4 The path continues on up to Allermuir Hill, where there is an Ordnance Survey triangulation pillar and a viewpoint. After enjoying the views (on a clear day) descend quite steeply to your right on a path to reach an obvious stony track at NT223660. (There is the option of lengthening this walk considerably by linking with Walk 30, to ascend Capelaw Hill, and return to Swanston via Bonaly, Torduff Reservoir and Dreghorn.)

5 Take the stony track north down Howden Glen until you reach a stone building, Green Craig Cistern. The infant Howden Burn – ‘the burn of the howe den’ (from holh meaning hollow and den meaning valley) – rises in Howden Glen.

Green Craig Cistern was constructed in 1790 and engraved on the door lintel is ‘Edinburgh Thomas Elder Praefect MDCCIXC’. Thomas Elder of Forneth was lord provost of Edinburgh from 1788 to 1790.

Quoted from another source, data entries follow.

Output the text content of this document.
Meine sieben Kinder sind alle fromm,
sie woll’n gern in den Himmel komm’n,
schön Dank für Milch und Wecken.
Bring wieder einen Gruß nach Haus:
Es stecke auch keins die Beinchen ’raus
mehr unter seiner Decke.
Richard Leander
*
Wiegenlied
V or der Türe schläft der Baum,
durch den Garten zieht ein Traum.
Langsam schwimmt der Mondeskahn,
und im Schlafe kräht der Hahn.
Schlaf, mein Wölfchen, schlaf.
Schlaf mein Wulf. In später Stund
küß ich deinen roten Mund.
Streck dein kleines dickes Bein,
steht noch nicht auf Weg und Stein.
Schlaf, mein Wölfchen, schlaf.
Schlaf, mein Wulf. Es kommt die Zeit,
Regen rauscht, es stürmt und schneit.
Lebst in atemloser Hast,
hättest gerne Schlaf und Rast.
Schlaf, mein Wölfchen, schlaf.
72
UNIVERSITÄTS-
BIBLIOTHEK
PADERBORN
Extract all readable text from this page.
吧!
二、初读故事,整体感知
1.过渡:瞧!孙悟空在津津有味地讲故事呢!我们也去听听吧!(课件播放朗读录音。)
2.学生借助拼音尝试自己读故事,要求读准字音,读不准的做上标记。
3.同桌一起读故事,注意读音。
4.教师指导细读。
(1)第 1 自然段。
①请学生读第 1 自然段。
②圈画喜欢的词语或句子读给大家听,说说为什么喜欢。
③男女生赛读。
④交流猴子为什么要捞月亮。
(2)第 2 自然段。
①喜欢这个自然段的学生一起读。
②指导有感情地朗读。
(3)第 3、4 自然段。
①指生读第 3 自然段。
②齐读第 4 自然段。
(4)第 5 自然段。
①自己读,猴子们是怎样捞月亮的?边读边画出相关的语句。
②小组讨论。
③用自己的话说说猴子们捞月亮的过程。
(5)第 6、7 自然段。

To the east of Green Craig Cistern, on the northern slopes of Allermuir Hill, is a rocky outcrop at 260m. It was here, in 1886, in a cleft in the rocks known as the Reindeer Cave, that a number of animal bones were found by RA Macfie, owner of Dreghorn Castle and Redford House. Most of the bones were reindeer, but there were also wolf, fox and horse. Speculation as to the identity of the carnivore that left them here has ranged from a hyena to a wolf.